Сопоставьте поведение Гулиной и Макаркиной и поймете, что у них не только разный уровень профессионализма, но и разный уровень общественной культуры. Гулина была со мной корректна, но… А Макаркина говорила резко, но она спасла меня. Мне позже сделали операцию. Через несколько месяцев я специально к ней поехал, зашел в кабинет с букетом и презентом. Та самая Макаркина, которая так резко разговаривала со мной и у которой с тех пор были уже сотни других пациентов, помнила меня. Она вскочила со стула, встретила милой улыбкой:
— Ну что, Николай Захарович, уже улыбаешься? Рада, рада! Какой молодец!
Я вспоминаю, как внимательны были врачи и медсестры в областной больнице. Правда, и там не обошлось без конфуза. Под наркозом я был более 20 часов. Очнулся около 6 часов утра. Ничего не могу ни вспомнить, ни понять. Весь чем-то опутан. Махнул левой рукой — с тумбочки посыпались склянки. Медбрат меня за это ударил. Больно было. Но я никому не пожаловался. Все это мелочи по сравнению с тем, что врачи, медсестры и этот самый медбрат дали мне возможность жить. Ведь в диагностическом центре и на консилиуме врачей мне обещали всего 2-3 месяца жизни, если не сделать операцию.
И всё же, всё же, всё же…
Последние годы я очень много общался с медицинскими работниками. Видел много негатива в нашей больнице, но не собираюсь кричать об этом. Потому что при всем при том, мне искренне помогали. И Федосеев, и Поляков, и Глушков, и медсестры очень много сделали для меня. Всё остальное — мелочи.
Но вот о недостатке общечеловеческой культуры у некоторых работников стоит сказать. Я много раз слышал, что врачи и медсестры грубо отвечают больным. Да, больные сами не всегда благовоспитанны, не всегда адекватны. Но медицинские работники должны быть готовы к этому и должны быть выше. И в профессиональном плане, и в культуре общения — как с посетителями, так и с теми, кто звонит.
Из своего опыта знаю, как загружены все медработники. А тут еще «эти звонки»! Но это не означает, что нужно по любому поводу отсылать звонящего к главврачу. Представляете, какая очередь к нему образуется, если все они последуют такому совету? У главврача не останется времени для исполнения своих обязанностей.
Вот и в случае с Людмилой К., звонок которой 16 октября привел к эвакуации пациентов горбольницы, могла же медсестра расспросить, посочувствовать, посоветовать. Ведь любому человеку часто нужно всего-навсего доброе слово. Которое, как известно, и кошке приятно.

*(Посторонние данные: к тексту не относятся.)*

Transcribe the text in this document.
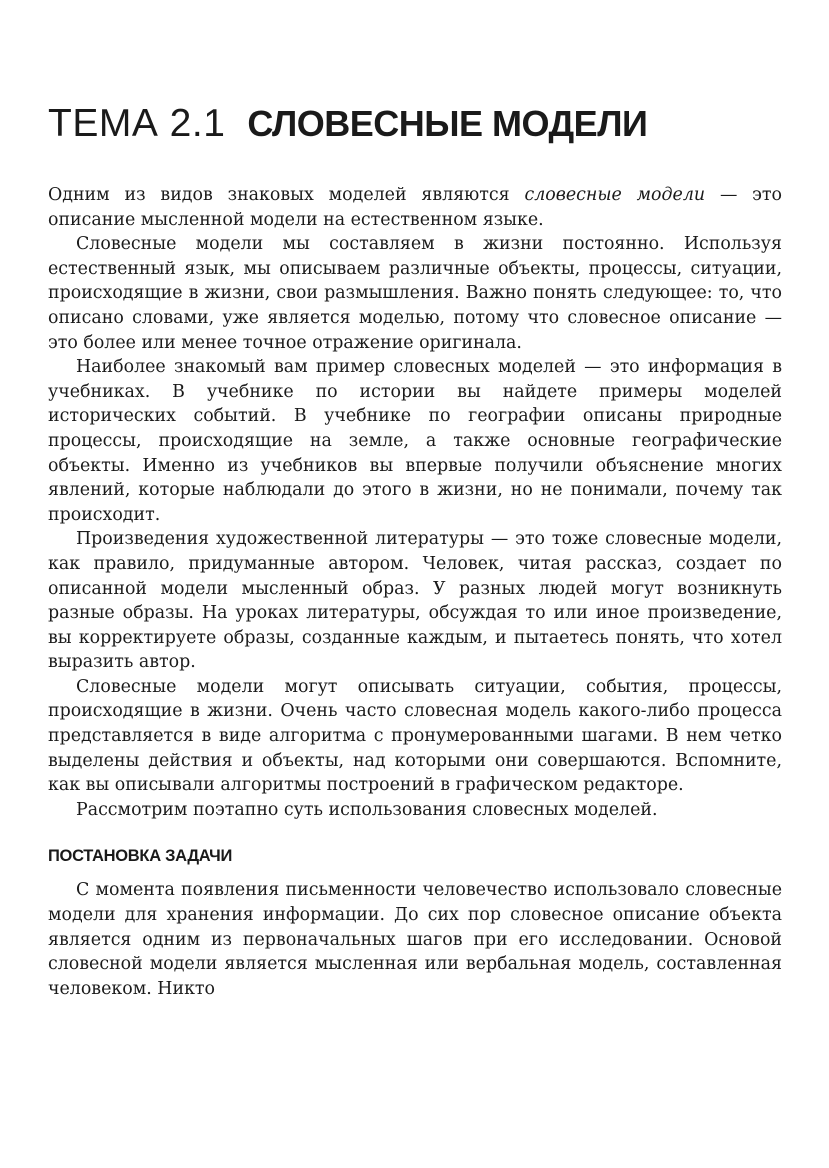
ТЕМА 2.1 СЛОВЕСНЫЕ МОДЕЛИ

Одним из видов знаковых моделей являются словесные модели — это описание мысленной модели на естественном языке.

Словесные модели мы составляем в жизни постоянно. Используя естественный язык, мы описываем различные объекты, процессы, ситуации, происходящие в жизни, свои размышления. Важно понять следующее: то, что описано словами, уже является моделью, потому что словесное описание — это более или менее точное отражение оригинала.

Наиболее знакомый вам пример словесных моделей — это информация в учебниках. В учебнике по истории вы найдете примеры моделей исторических событий. В учебнике по географии описаны природные процессы, происходящие на земле, а также основные географические объекты. Именно из учебников вы впервые получили объяснение многих явлений, которые наблюдали до этого в жизни, но не понимали, почему так происходит.

Произведения художественной литературы — это тоже словесные модели, как правило, придуманные автором. Человек, читая рассказ, создает по описанной модели мысленный образ. У разных людей могут возникнуть разные образы. На уроках литературы, обсуждая то или иное произведение, вы корректируете образы, созданные каждым, и пытаетесь понять, что хотел выразить автор.

Словесные модели могут описывать ситуации, события, процессы, происходящие в жизни. Очень часто словесная модель какого-либо процесса представляется в виде алгоритма с пронумерованными шагами. В нем четко выделены действия и объекты, над которыми они совершаются. Вспомните, как вы описывали алгоритмы построений в графическом редакторе.

Рассмотрим поэтапно суть использования словесных моделей.

ПОСТАНОВКА ЗАДАЧИ

С момента появления письменности человечество использовало словесные модели для хранения информации. До сих пор словесное описание объекта является одним из первоначальных шагов при его исследовании. Основой словесной модели является мысленная или вербальная модель, составленная человеком. Никто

Должна же понимать медсестра, что у человека горе — умер отец. Поэтому надо проявлять максимум внимания и участия. Да, много работы, но… Надо помнить и о том, что кого-то можно легко спровоцировать. Юридически медсестра не виновата. И всё же, всё же, всё же… Ни на миг не надо забывать, что медработник имеет дело с живым человеком, у которого есть мозг, который способен на любые отклонения.
Нет, я не обвиняю медсестру, не оправдываю Людмилу. Я просто призываю профессионалов быть человечнее. Сами понимаете, что я не могу требовать от Людмилы, чтобы она спокойнее относилась к смерти родного человека. Уверен, что она сама не рада тому, что натворила.
Трудно меня понять, но, не оправдывая Людмилу, я ей сочувствую.